The steady thud of galloping horses sounded nearer behind us. I turned, expecting to see the horsemen, but they were still screened by the hill.
"Luck to you!" muttered Enderly, as we swung into a canter, our horses' hoofs drumming thunder on the quivering planks that jumped beneath us as we spurred to a gallop. Ah! They were shouting now, behind us! They, too, had heard the echoing tattoo we beat across the bridge.
"Pray God that young man holds them!" she whispered, pale face turned. "There they are! They spy us now! They are riding at the bridge! Mercy on us! the soldiers have a horse by the bit, forcing him back. They have stopped Mr. Butler. Now, Carus!"

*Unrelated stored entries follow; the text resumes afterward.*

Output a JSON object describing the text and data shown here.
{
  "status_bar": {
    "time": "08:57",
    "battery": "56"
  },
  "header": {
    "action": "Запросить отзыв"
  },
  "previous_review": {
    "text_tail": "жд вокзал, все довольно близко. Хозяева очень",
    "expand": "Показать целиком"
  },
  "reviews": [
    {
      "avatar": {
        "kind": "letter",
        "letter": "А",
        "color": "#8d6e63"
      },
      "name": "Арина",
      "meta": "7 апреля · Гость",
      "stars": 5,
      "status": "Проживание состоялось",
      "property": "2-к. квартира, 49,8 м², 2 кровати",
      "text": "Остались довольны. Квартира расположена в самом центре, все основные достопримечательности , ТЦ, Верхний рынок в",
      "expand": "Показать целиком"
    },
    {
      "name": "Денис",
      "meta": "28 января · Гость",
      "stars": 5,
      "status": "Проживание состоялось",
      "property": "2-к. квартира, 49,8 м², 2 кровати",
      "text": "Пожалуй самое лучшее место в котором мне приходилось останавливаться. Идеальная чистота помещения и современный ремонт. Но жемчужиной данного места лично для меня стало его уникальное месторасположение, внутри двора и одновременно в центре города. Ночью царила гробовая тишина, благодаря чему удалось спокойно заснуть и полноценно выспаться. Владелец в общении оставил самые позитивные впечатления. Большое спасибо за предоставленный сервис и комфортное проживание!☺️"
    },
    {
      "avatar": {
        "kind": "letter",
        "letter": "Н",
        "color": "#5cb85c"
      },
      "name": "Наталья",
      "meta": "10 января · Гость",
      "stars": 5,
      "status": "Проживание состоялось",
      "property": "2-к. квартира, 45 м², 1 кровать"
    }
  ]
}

Into the sand once more we plunged, riding at a sheer run through the semidarkness of the forest that closed in everywhere; on, on, the wind whistling in our teeth, her hair blowing, and her gilt-laced hat flying from the silken cord that held it to her shoulder. How grandly her black mare bore her—the slight, pale-faced figure sitting the saddle with such perfect grace and poise!
The road swung to the east, ascending in long spirals. Then through the trees I caught the glimmer of water—the Bronx River—and beyond I saw a stubble-field all rosy in the first rays of the rising sun.
The ascent was steeper now. Our horses slackened to a canter, to a trot, then to a walk as the road rose upward, set with boulders and loose stones.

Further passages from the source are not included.